A programação, então, virou um horror com qualquer filme grande de Hollywood dominando metade das salas e uma diversidade de títulos risível. Nem mesmo o especial Oscar se salvou: “TÁR”, drama com a maior atuação da carreira de Cate Blanchett e indicado a seis Oscars, não foi exibido no UCI e nem nas demais salas locais. 

4. Passagem turbulenta de “Rio do Desejo” em Manaus 

Filmado em Itacoatiara, “O Rio do Desejo” teve uma estreia especial em Manaus com a vinda de Daniel de Oliveira, Sophie Charlotte, do diretor Sérgio Machado e do escritor Milton Hatoum. Uma exibição especial e gratuita do filme atraiu centenas de pessoas para o Teatro Amazonas na noite de 7 de março. 

A sessão, entretanto, passou longe de ser tranquila: por conta do desejo de muita gente em ver o elenco de estrelas conhecidas nacionalmente e também da equipe do filme querer assistir à obra, a lista de convidados extrapolou o ideal. Desta forma, poucos daqueles que estavam na fila formada horas antes ao lado do Teatro Amazonas conseguiram entrar. Uma organização muito abaixo da altura de um evento deste porte. 

Quem não conseguiu ver “O Rio do Desejo” no Teatro Amazonas precisou recorrer ao Casarão de Ideias, afinal, os cinemas de shopping fizeram aquele lançamento faz-me rir: duas sessões no período da tarde no Cinépolis Millenium (sempre ele) e uma solitária no UCI Manauara. 

5. Formação de público ainda a passos lentos 

O Cine Casarão Festival foi uma das principais novidades do circuito amazonense de cinema em 2023. O evento começou forte pela parceria com a Mostra Internacional de Cinema de São Paulo. Isso permitiu a exibição nos grandes festivais ao redor do planeta muito antes do lançamento nacional de filmes premiados. Tudo de graça. 

Programão ideal para os cinéfilos em Manaus, certo? A questão é saber o tamanho desta cinefilia na cidade. Afinal, somente “Afire”, novo filme do prestigiado diretor alemão Christian Petzold, e “La Chimera”, da italiana Alice Rohrwacher, chegaram perto de lotar a sala do Casarão de Ideias de 37 lugares.  

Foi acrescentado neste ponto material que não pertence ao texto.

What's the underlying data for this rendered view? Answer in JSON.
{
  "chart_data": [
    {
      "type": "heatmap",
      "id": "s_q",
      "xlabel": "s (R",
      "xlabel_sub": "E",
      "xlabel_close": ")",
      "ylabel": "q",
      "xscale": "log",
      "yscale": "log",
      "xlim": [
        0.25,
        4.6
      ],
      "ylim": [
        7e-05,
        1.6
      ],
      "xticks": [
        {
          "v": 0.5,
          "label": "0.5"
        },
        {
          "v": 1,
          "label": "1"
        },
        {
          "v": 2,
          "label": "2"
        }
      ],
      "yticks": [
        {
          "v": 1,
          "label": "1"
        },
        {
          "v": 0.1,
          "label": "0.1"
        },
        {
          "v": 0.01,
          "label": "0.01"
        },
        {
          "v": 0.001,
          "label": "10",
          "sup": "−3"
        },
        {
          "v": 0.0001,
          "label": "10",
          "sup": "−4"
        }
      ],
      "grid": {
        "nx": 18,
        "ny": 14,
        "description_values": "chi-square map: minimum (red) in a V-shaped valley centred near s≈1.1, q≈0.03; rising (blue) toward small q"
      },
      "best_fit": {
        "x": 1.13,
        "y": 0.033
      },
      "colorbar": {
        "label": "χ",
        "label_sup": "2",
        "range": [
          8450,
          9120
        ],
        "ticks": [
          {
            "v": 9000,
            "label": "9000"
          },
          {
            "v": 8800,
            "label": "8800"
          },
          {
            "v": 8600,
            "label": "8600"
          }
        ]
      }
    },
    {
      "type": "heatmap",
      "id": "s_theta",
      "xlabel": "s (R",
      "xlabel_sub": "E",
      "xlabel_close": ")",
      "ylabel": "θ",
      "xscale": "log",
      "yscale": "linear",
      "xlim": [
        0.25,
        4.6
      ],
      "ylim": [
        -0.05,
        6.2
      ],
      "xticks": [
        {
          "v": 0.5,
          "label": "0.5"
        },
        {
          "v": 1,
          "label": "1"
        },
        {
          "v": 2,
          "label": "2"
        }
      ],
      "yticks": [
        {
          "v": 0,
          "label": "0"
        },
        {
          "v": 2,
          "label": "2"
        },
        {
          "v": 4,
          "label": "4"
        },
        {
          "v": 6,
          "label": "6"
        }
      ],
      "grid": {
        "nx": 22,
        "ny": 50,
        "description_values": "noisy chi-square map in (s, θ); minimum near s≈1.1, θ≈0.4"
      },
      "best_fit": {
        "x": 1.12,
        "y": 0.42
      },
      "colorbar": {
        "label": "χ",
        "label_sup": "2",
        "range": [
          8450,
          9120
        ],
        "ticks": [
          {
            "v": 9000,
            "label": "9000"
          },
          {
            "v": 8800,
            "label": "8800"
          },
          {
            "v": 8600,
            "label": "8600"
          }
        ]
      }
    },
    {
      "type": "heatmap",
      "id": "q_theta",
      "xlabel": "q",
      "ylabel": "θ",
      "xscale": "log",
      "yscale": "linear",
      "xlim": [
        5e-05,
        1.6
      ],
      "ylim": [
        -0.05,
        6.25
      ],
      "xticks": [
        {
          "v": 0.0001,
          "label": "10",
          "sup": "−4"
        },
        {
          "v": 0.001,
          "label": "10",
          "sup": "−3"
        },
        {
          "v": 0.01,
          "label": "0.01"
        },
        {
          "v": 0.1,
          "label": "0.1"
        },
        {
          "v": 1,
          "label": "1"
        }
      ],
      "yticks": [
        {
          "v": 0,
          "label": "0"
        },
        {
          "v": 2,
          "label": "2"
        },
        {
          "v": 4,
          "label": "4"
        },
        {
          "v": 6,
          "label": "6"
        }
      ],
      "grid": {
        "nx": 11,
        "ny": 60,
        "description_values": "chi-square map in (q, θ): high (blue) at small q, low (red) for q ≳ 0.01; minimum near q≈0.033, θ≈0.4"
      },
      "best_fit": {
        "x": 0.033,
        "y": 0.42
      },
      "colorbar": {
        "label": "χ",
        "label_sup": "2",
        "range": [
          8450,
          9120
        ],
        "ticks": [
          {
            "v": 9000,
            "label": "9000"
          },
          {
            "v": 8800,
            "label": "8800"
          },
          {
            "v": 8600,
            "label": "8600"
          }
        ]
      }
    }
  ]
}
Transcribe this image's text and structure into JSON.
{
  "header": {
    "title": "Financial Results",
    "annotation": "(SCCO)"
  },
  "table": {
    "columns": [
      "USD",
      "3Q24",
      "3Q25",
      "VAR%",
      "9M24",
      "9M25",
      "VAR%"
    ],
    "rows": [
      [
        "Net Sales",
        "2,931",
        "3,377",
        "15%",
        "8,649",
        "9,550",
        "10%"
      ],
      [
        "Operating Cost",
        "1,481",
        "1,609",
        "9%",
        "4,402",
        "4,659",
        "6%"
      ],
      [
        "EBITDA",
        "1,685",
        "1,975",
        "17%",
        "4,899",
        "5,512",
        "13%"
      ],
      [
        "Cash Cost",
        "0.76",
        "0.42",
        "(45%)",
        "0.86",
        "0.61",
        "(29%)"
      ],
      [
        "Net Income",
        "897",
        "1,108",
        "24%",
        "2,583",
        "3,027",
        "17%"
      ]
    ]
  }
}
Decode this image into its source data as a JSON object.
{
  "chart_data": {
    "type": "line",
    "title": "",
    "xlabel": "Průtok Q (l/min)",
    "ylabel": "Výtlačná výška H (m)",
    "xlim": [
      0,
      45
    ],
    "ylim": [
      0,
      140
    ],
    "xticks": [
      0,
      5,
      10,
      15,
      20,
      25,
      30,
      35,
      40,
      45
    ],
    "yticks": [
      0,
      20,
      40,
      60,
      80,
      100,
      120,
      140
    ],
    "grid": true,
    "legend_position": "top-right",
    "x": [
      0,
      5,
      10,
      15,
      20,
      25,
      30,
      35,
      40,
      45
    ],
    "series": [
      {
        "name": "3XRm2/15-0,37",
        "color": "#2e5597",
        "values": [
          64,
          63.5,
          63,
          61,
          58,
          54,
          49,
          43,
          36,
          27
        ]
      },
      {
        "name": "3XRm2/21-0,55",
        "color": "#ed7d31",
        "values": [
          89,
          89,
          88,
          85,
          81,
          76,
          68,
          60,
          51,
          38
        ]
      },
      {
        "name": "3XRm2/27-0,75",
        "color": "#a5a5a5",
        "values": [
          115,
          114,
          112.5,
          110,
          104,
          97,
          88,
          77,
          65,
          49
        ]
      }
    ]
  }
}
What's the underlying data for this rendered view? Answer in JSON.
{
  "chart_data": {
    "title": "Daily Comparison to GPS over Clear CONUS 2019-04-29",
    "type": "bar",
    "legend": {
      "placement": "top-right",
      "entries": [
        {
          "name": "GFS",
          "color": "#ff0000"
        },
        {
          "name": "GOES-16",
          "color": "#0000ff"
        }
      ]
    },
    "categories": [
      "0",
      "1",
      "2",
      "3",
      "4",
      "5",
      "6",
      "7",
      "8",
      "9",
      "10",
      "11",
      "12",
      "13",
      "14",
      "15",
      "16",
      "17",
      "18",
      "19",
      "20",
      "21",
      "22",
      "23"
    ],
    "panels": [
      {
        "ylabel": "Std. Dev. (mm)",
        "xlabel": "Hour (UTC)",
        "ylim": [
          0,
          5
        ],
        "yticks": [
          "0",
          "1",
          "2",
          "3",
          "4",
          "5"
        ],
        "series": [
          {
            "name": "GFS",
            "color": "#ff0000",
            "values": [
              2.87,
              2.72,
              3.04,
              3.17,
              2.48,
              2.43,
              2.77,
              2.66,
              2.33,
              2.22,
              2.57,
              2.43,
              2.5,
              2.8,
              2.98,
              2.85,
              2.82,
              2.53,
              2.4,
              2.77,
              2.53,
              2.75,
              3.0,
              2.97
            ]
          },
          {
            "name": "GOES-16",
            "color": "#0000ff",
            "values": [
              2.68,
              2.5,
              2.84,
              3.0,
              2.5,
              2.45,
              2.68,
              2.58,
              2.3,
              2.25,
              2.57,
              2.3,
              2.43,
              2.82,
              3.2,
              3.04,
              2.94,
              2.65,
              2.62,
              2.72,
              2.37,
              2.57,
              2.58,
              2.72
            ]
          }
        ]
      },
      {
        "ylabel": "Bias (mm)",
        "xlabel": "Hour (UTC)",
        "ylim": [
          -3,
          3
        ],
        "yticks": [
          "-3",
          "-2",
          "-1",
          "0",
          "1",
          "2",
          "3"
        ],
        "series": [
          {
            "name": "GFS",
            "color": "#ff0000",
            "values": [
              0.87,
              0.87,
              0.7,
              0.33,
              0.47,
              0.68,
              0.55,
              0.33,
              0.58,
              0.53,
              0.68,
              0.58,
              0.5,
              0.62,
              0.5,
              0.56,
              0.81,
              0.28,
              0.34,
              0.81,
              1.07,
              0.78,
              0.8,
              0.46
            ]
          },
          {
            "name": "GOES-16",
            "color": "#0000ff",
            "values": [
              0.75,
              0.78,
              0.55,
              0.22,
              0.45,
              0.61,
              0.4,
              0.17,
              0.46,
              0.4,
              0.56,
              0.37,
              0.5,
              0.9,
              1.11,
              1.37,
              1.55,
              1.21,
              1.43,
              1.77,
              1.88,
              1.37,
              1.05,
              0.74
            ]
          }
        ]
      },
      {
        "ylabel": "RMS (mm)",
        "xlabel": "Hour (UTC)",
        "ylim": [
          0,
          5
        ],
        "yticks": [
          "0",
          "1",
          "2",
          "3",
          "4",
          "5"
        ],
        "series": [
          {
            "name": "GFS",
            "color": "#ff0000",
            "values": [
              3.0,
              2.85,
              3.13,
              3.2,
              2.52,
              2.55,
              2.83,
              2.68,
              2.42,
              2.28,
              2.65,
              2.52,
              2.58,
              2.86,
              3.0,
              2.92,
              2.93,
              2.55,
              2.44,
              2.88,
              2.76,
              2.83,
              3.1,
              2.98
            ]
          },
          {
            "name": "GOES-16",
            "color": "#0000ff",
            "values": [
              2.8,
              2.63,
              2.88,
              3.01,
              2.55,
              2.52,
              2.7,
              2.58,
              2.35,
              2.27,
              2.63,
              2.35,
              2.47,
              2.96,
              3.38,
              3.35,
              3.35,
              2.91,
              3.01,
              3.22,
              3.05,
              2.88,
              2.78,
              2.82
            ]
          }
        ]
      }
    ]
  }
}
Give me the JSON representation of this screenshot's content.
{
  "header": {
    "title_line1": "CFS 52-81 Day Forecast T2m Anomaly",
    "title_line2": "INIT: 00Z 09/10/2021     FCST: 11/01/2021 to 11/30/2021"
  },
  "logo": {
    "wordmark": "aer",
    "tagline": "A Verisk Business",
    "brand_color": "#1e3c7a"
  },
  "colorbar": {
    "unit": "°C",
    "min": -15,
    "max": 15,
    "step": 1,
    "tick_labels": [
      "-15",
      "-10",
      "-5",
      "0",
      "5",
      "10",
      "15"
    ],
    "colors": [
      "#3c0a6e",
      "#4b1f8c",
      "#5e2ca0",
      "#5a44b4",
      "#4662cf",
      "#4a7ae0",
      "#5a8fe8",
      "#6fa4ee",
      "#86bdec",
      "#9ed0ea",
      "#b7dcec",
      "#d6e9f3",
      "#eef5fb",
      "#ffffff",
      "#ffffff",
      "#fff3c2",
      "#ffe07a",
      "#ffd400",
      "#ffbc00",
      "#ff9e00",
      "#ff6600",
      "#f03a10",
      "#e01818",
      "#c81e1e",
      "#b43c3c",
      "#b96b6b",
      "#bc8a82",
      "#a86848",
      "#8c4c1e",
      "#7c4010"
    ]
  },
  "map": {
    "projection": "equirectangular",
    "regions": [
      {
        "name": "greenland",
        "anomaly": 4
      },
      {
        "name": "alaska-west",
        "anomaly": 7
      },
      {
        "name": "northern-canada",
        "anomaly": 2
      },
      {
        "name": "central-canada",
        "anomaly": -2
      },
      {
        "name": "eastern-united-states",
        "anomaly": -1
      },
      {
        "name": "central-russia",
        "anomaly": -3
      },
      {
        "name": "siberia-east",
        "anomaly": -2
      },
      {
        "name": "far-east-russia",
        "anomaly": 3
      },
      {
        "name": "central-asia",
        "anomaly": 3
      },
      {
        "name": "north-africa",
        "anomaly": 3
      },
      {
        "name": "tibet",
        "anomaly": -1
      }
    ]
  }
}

A formação de uma plateia de cinema em Manaus para além do hype, capaz de prestigiar, inclusive, as obras amazonenses para além de quando o familiar ou amigo está envolvido no filme, se faz mais do que necessária. Claro que existem meios como streamings e torrents onde o público tem acesso aos mais diversos longas do mundo inteiro, mas, a presença em espaços dedicados à produção nacional e ao circuito para além do comercial hollywoodiano assim como em festivais como Cine Casarão Festival e Olhar do Norte, é fundamental para a troca de experiências sobre os filmes e gerar números necessários para fortalecer e manter estes eventos e espaços. 

Claro que não dá aqui para esquecer as dificuldades de acesso e locomoção por Manaus com muitas das ações ocorrendo no Centro da cidade e pouco nas periferias. Aqui, vale lembrar que a Zona Leste só veio a ter uma sala de cinema há seis anos. Infelizmente, a criação de espaços culturais como teatros municipais e salas públicas de cinema nos bairros da capital nem passa pela cabeça da Manauscult, hoje, mais preocupada em trazer David Guetta.